Tasya bahkan sesekali turun ke
jalan untuk memastikan kedatangan ayahnya sore itu. Selang beberapa menit
kemudian, dari kejauhan tampak mikrolet berwarna biru menuju ke arah mereka.
Rendy dan Tasya pun menghembuskan nafas lega. Keduanya saling melempar senyum.

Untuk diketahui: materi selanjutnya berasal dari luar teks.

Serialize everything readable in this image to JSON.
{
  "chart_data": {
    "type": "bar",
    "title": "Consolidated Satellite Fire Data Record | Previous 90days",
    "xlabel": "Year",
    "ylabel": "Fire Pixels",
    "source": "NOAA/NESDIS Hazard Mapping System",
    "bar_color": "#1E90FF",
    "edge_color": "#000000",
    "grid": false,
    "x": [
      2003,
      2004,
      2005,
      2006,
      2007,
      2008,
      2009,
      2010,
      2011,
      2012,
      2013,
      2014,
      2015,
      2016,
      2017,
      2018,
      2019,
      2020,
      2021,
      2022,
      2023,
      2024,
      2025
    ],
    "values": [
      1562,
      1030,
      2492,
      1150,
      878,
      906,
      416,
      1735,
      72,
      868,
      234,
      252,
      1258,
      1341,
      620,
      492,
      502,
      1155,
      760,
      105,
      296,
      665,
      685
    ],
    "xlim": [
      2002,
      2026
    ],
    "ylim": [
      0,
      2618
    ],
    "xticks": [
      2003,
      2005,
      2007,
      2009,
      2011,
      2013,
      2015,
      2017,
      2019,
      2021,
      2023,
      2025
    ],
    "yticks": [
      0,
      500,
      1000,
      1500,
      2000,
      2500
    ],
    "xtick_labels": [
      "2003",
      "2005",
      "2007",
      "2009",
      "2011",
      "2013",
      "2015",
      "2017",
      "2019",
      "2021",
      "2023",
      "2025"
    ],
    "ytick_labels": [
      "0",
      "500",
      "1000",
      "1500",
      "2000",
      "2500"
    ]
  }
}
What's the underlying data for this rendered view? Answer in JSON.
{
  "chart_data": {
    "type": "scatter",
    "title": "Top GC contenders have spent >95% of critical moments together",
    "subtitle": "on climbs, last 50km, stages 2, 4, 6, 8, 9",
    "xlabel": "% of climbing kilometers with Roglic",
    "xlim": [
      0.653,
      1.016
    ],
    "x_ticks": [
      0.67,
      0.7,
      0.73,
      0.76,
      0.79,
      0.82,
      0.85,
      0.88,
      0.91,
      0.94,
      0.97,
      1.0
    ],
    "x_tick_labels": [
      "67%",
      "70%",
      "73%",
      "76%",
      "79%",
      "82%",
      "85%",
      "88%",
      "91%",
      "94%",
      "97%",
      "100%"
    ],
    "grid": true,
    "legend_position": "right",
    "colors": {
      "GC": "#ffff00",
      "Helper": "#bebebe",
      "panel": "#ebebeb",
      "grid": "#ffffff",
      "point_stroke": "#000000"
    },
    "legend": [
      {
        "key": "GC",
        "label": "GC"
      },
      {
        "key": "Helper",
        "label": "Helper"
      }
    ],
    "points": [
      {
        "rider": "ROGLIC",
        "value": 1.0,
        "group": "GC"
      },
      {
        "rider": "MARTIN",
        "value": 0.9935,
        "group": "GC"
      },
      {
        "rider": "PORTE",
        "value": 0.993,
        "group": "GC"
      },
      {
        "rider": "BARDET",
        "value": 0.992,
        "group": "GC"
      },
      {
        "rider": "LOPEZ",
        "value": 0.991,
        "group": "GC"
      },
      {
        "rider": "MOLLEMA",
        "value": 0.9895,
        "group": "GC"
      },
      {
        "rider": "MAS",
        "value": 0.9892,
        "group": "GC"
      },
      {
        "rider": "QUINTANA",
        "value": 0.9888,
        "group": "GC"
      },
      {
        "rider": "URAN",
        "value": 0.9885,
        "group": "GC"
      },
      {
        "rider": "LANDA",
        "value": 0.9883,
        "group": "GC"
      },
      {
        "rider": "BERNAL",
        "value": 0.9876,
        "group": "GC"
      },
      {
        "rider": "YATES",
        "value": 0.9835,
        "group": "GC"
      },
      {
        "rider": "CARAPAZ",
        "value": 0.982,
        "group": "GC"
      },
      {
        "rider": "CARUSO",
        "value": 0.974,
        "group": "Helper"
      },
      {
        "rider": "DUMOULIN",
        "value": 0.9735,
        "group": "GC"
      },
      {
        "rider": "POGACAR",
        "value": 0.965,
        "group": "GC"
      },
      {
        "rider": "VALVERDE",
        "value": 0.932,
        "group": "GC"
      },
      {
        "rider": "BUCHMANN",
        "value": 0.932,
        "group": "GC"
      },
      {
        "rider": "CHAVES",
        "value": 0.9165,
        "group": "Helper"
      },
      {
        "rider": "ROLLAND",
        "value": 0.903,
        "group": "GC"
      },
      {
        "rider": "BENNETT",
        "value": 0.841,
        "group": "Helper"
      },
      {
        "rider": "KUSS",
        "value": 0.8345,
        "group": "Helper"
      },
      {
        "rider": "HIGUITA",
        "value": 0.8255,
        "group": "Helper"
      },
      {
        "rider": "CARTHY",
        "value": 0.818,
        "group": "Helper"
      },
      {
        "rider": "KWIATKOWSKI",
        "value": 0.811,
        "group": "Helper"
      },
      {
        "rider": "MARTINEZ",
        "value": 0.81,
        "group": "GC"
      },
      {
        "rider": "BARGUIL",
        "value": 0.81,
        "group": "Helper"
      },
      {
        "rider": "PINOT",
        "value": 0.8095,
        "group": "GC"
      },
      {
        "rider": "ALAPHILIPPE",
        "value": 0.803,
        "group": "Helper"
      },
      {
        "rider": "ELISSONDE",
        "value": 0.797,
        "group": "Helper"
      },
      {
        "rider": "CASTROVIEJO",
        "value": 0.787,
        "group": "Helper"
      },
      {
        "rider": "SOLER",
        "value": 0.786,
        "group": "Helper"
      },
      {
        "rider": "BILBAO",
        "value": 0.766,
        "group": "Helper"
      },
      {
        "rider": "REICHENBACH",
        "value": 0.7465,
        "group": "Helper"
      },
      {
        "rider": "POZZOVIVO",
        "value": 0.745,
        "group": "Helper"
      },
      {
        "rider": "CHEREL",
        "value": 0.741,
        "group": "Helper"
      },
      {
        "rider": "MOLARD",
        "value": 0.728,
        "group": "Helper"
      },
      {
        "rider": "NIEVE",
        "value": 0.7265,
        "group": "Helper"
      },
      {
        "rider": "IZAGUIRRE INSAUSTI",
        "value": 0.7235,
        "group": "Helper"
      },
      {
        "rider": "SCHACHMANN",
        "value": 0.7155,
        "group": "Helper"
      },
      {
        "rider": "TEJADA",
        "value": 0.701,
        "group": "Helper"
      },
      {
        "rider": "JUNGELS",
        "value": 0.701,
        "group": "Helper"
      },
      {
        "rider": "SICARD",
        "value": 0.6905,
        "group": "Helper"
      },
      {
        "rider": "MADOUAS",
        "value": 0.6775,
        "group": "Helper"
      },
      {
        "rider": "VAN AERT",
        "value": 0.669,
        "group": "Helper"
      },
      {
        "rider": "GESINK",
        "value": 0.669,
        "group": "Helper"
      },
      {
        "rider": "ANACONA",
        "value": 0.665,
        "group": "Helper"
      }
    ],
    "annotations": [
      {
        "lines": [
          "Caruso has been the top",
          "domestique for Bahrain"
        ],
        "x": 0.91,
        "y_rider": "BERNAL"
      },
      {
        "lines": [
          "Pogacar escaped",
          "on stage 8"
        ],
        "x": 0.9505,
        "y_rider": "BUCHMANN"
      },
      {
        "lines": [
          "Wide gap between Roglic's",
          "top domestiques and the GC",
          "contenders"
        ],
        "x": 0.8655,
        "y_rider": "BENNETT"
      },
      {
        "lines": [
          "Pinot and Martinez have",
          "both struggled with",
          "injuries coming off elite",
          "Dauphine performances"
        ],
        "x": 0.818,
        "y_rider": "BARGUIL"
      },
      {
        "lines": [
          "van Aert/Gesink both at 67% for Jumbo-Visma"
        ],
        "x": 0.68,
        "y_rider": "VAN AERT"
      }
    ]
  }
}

Ketika mikrolet biru itu tiba di depan mereka, dengan sigap Tasya membuka pintu
depan dan segera naik. Sementara Rendy, seperti biasa duduk di belakang. Mereka
bertiga segera pulang menuju ke rumah mereka. Sore itu, senja berselimutkan
awan hitam. Tak lama kemudian hujan pun turun.
***
Malam itu, di ruang keluarga yang
sederhana, Rendy dan Tasya tampak murung. Sementara Pak Andrew mencoba untuk
bersikap tegar di depan kedua anaknya. Rendy dan Tasya akhirnya tahu ternyata
keterlambatan ayahnya menjemput mereka tadi sore, disebabkan ia harus berurusan
dengan preman. Alhasil handphone butut miliknya raib dibawa kabur sang preman.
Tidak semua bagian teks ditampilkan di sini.